Professor wins national honor for expanding access to education
She may be an expert on Jane Austen and 19th century literature, but University of Wisconsin–Madison English Professor Emily Auerbach‘s real passion is helping people use education as a springboard out of poverty.
Emily Auerbach
On Sunday, Auerbach will be honored by one of the nation’s leading higher-education organizations for three decades of work expanding university access to more diverse populations. The Association of Public and Land-grant Universities (APLU) will honor Auerbach with the Commission on Access, Diversity and Excellence (CADE) Distinguished Service Award at its annual meeting in Orlando, Florida.

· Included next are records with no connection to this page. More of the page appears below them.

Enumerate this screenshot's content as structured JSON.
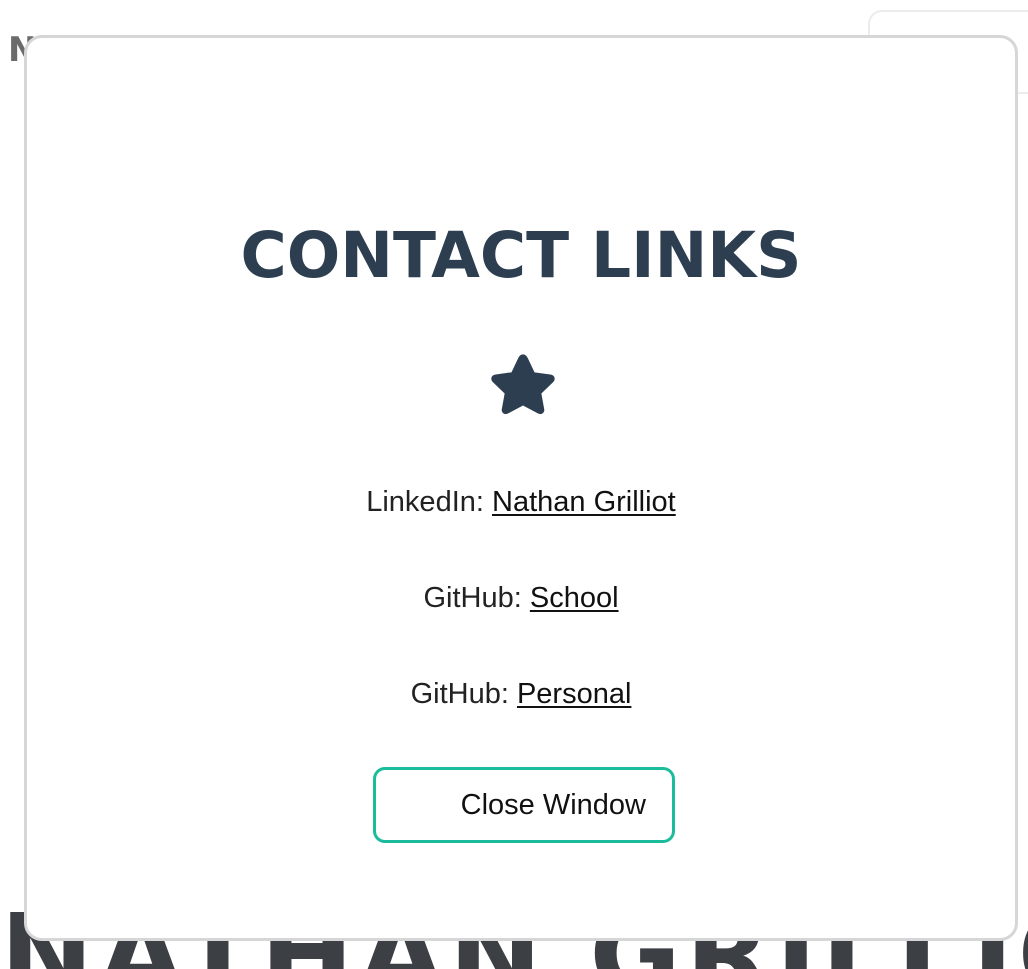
{
  "background": {
    "nav_letter": "N",
    "hero_name": "NATHAN GRILLIOT"
  },
  "modal": {
    "title": "CONTACT LINKS",
    "icon": "star-icon",
    "icon_color": "#2c3e50",
    "links": [
      {
        "label": "LinkedIn:",
        "link_text": "Nathan Grilliot"
      },
      {
        "label": "GitHub:",
        "link_text": "School"
      },
      {
        "label": "GitHub:",
        "link_text": "Personal"
      }
    ],
    "close_label": "Close Window",
    "accent_color": "#1abc9c"
  }
}
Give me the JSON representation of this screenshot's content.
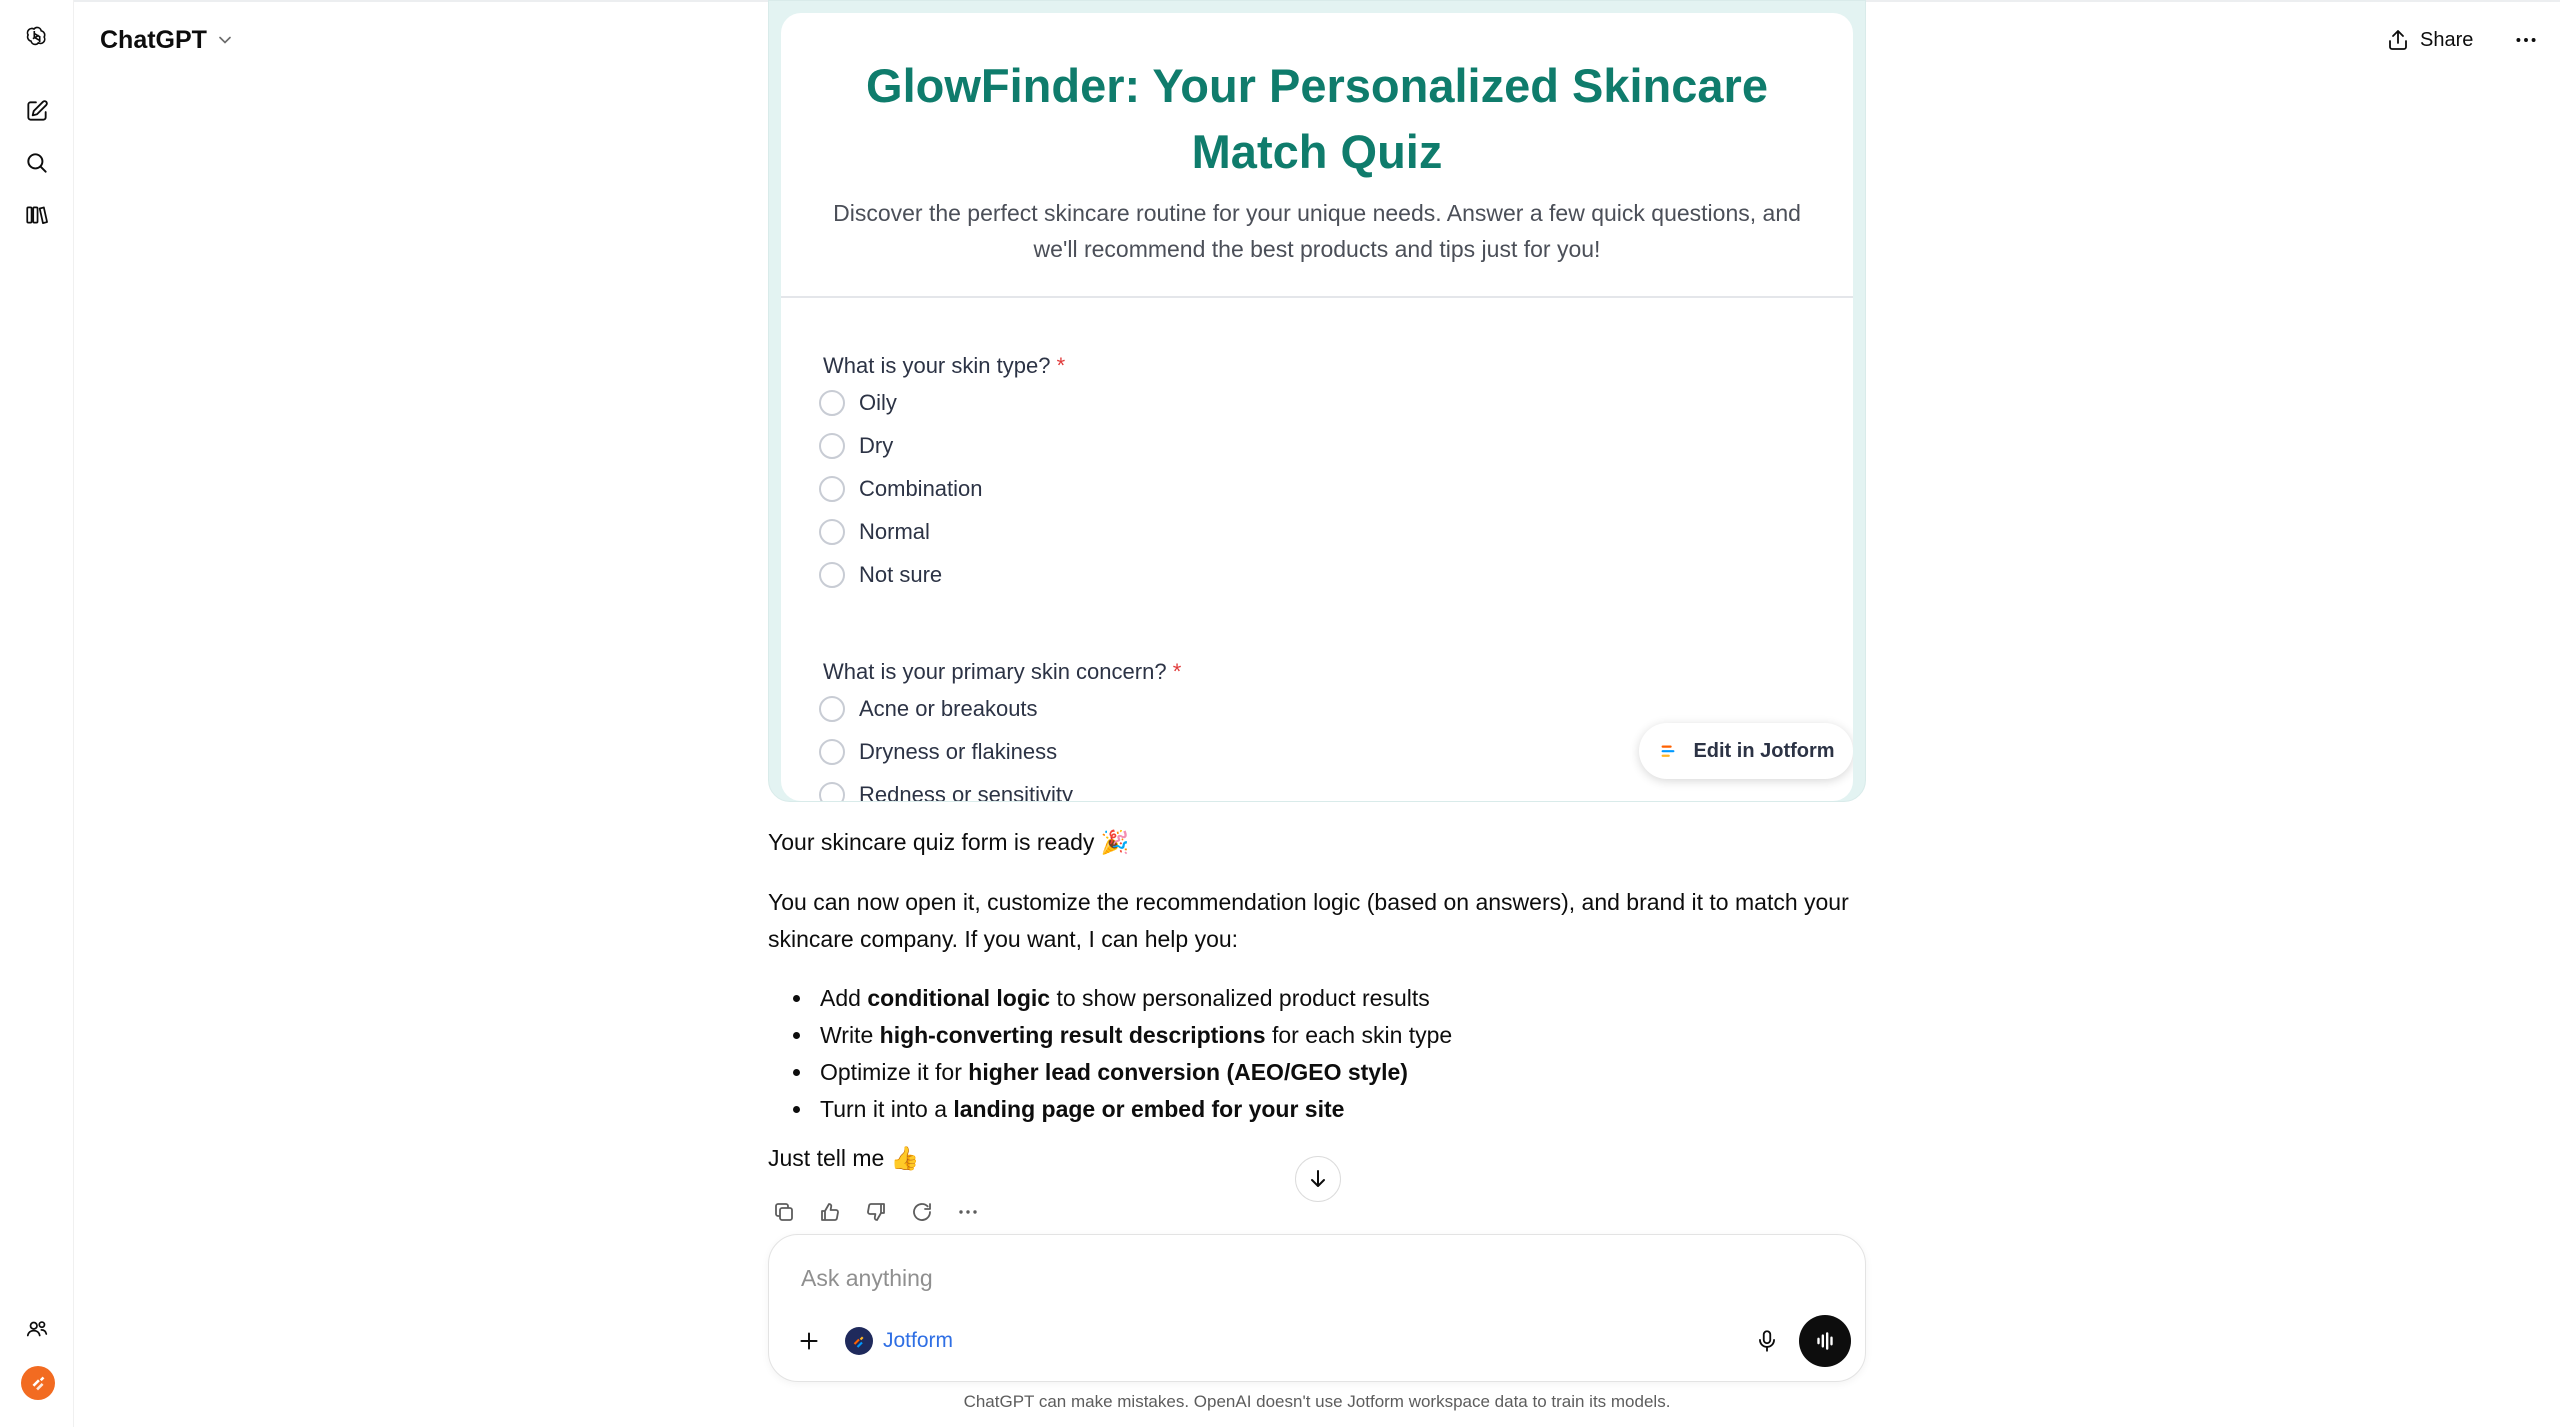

In nominating Auerbach — the first front-line faculty member to receive the honor — UW officials noted the success of the UW Odyssey Project. Odyssey, founded by Auerbach in 2003, enrolls 30 students each year in a challenging college humanities class. Odyssey students study literature, philosophy, history and art, gaining six credits in English from UW–Madison.
“I am passionate about diversity and access, so this is a great honor — one I share with a team of dedicated faculty, staff and partners, as well as my eloquent Odyssey students,” Auerbach says.

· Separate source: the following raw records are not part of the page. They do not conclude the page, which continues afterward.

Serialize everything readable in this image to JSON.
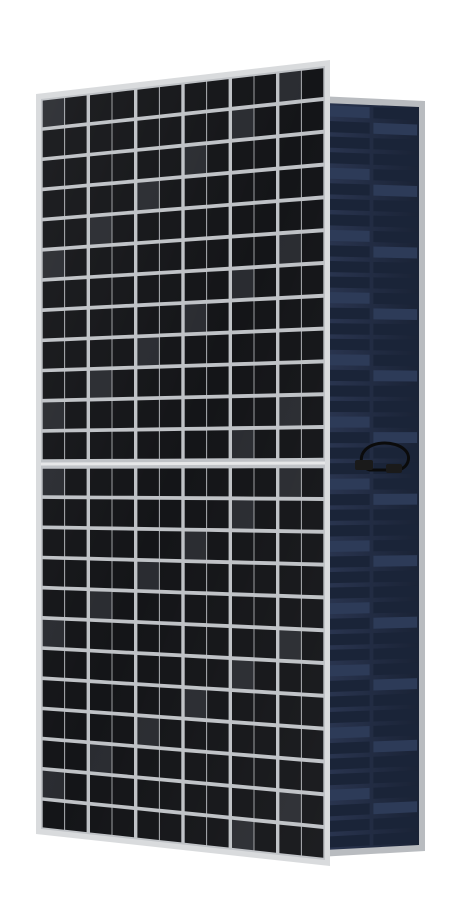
{
  "scene": {
    "subject": "bifacial-solar-panels",
    "front_panel": {
      "cell_columns": 6,
      "cell_rows_per_half": 12,
      "halves": 2,
      "colors": {
        "frame": "#d9dbdd",
        "cell": "#141518",
        "cell_highlight": "#2a2c31",
        "busbar_gap": "#bfc2c6",
        "divider": "#e6e7e8"
      }
    },
    "rear_panel": {
      "cell_columns": 2,
      "cell_rows_per_half": 24,
      "halves": 2,
      "colors": {
        "frame": "#b9bcc0",
        "cell": "#1a2438",
        "cell_highlight": "#2d3b58",
        "grid": "#c9ccd0"
      },
      "junction_box_cable": "#0b0b0b"
    },
    "background": "#ffffff"
  }
}
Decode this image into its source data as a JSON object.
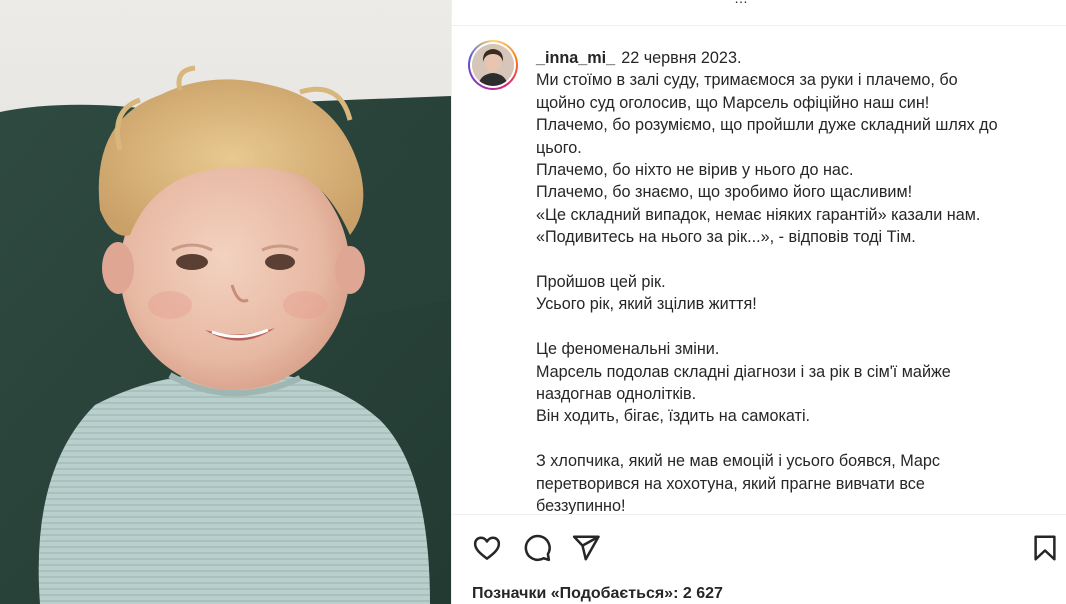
{
  "top_fragment": "…",
  "post": {
    "username": "_inna_mi_",
    "date": "22 червня 2023.",
    "caption_lines": [
      "Ми стоїмо в залі суду, тримаємося за руки і плачемо, бо",
      "щойно суд оголосив, що Марсель офіційно наш син!",
      "Плачемо, бо розуміємо, що пройшли дуже складний шлях до",
      "цього.",
      "Плачемо, бо ніхто не вірив у нього до нас.",
      "Плачемо, бо знаємо, що зробимо його щасливим!",
      "«Це складний випадок, немає ніяких гарантій» казали нам.",
      "«Подивитесь на нього за рік...», - відповів тоді Тім.",
      "",
      "Пройшов цей рік.",
      "Усього рік, який зцілив життя!",
      "",
      "Це феноменальні зміни.",
      "Марсель подолав складні діагнози і за рік в сім'ї майже",
      "наздогнав однолітків.",
      "Він ходить, бігає, їздить на самокаті.",
      "",
      "З хлопчика, який не мав емоцій і усього боявся, Марс",
      "перетворився на хохотуна, який прагне вивчати все",
      "беззупинно!"
    ]
  },
  "actions": {
    "like_icon": "heart-icon",
    "comment_icon": "speech-bubble-icon",
    "share_icon": "paper-plane-icon",
    "save_icon": "bookmark-icon"
  },
  "likes_text": "Позначки «Подобається»: 2 627"
}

“A student once told me that ‘the Odyssey Project allowed me to unwrap my gifts and rewrite the story of my life.’ My goal as an outreach professor and public radio host has been to bring the riches of the liberal arts to a wider, more diverse population, and I’m grateful to the UW for believing in the Wisconsin Idea.”

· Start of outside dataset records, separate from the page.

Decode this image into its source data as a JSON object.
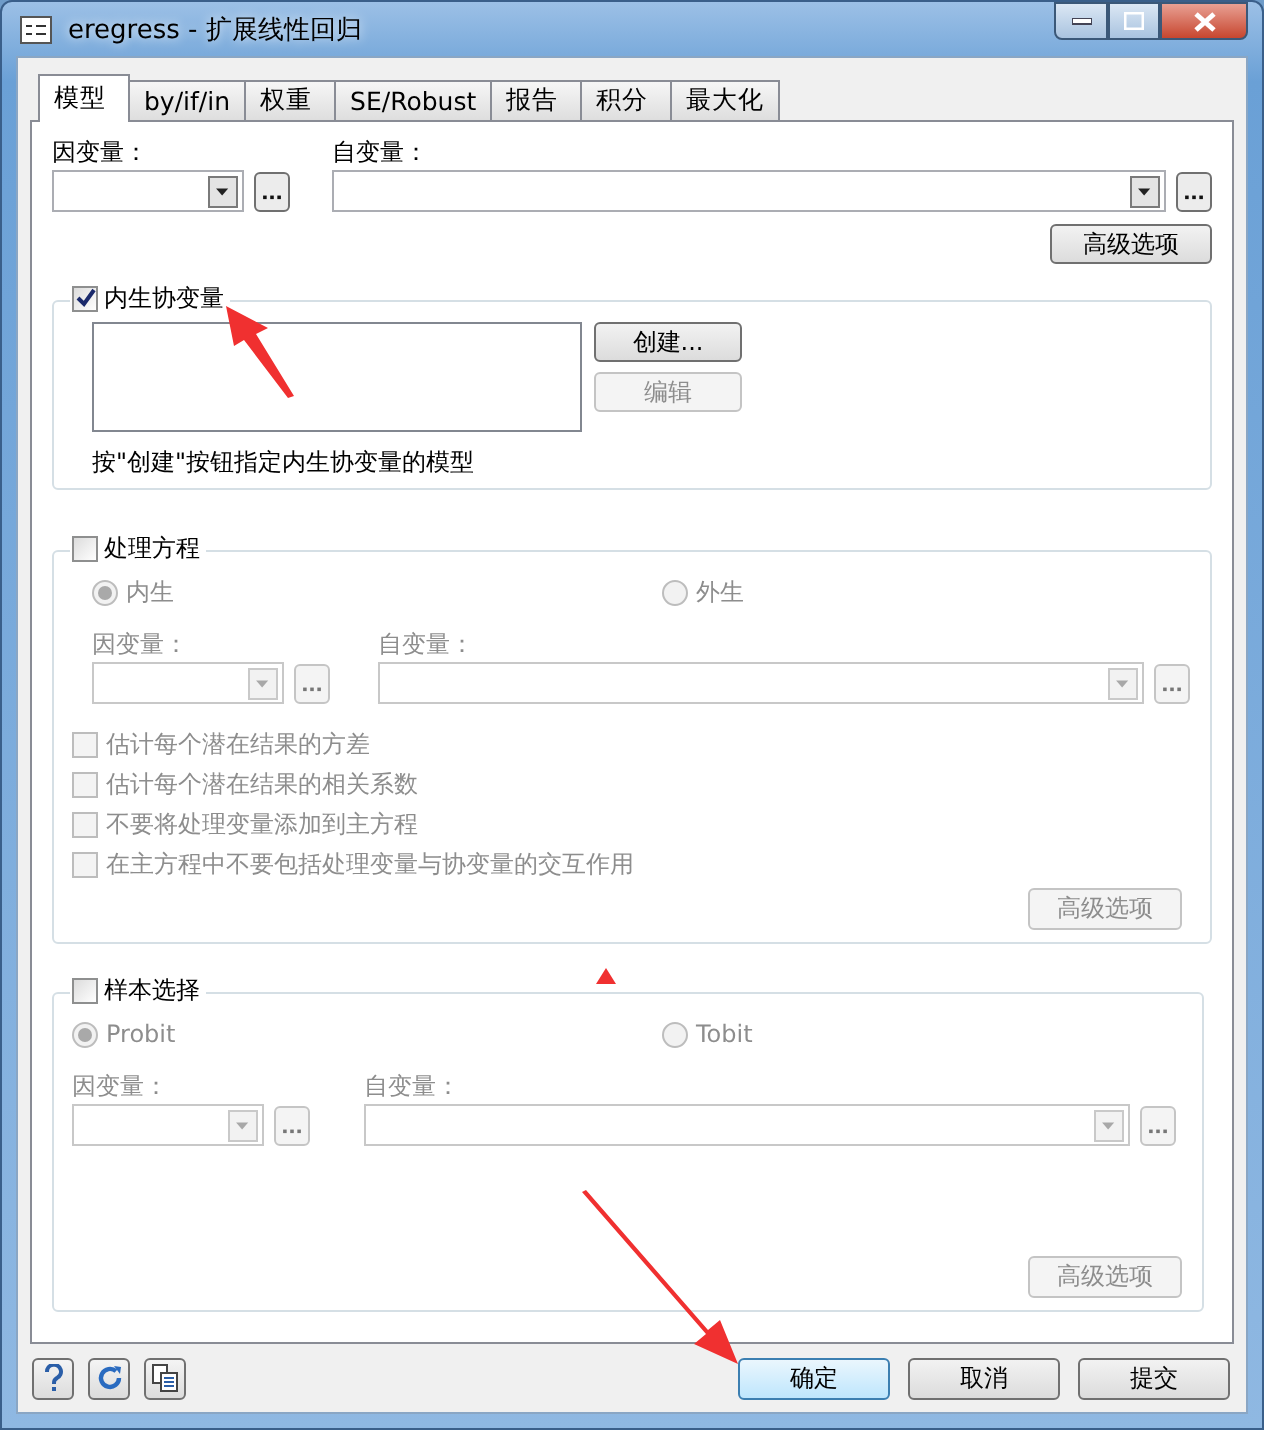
{
  "window": {
    "title": "eregress - 扩展线性回归"
  },
  "tabs": [
    {
      "label": "模型",
      "selected": true
    },
    {
      "label": "by/if/in",
      "selected": false
    },
    {
      "label": "权重",
      "selected": false
    },
    {
      "label": "SE/Robust",
      "selected": false
    },
    {
      "label": "报告",
      "selected": false
    },
    {
      "label": "积分",
      "selected": false
    },
    {
      "label": "最大化",
      "selected": false
    }
  ],
  "model": {
    "depvar_label": "因变量：",
    "indepvar_label": "自变量：",
    "advanced_button": "高级选项",
    "groups": [
      {
        "kind": "endog",
        "title": "内生协变量",
        "checked": true,
        "buttons": [
          {
            "label": "创建...",
            "disabled": false
          },
          {
            "label": "编辑",
            "disabled": true
          }
        ],
        "hint": "按\"创建\"按钮指定内生协变量的模型"
      },
      {
        "kind": "equation",
        "title": "处理方程",
        "checked": false,
        "radios": [
          {
            "label": "内生",
            "selected": true
          },
          {
            "label": "外生",
            "selected": false
          }
        ],
        "depvar_label": "因变量：",
        "indepvar_label": "自变量：",
        "options": [
          {
            "label": "估计每个潜在结果的方差",
            "checked": false
          },
          {
            "label": "估计每个潜在结果的相关系数",
            "checked": false
          },
          {
            "label": "不要将处理变量添加到主方程",
            "checked": false
          },
          {
            "label": "在主方程中不要包括处理变量与协变量的交互作用",
            "checked": false
          }
        ],
        "advanced_button": "高级选项"
      },
      {
        "kind": "equation",
        "title": "样本选择",
        "checked": false,
        "radios": [
          {
            "label": "Probit",
            "selected": true
          },
          {
            "label": "Tobit",
            "selected": false
          }
        ],
        "depvar_label": "因变量：",
        "indepvar_label": "自变量：",
        "advanced_button": "高级选项"
      }
    ]
  },
  "footer": {
    "buttons": [
      {
        "label": "确定",
        "default": true
      },
      {
        "label": "取消",
        "default": false
      },
      {
        "label": "提交",
        "default": false
      }
    ]
  }
}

Auerbach based the Odyssey program, in part, on the model of Kentucky’s Berea College. Her parents — Wanda Irwin Auerbach, who grew up in Appalachia without running water, and Robert Auerbach, who escaped Nazi persecution in Germany — met at Berea while taking advantage of the free four-year education the college provided to poor students.
“We are pleased that Professor Auerbach’s vision and dedication to the Odyssey project have been recognized with this APLU award,” says Sarah Mangelsdorf, UW–Madison’s provost and vice chancellor for academic affairs. “The program creates new educational opportunities that are an important component of improving access to higher education.”
Equally important, students gain a sense of empowerment.
“Even before she founded the Odyssey Project, Emily had developed a reputation in this community as a bridge builder — someone who took her passion and expertise beyond the classroom to retirement centers, prisons, libraries and churches,” says Jeffrey Russell, dean of continuing studies and vice provost for lifelong learning at UW–Madison.
“Wherever people yearn for knowledge, Emily finds a way to reach them, and the impact is far-reaching. People from around the country are studying her success, with the hope of replicating the Odyssey model elsewhere.”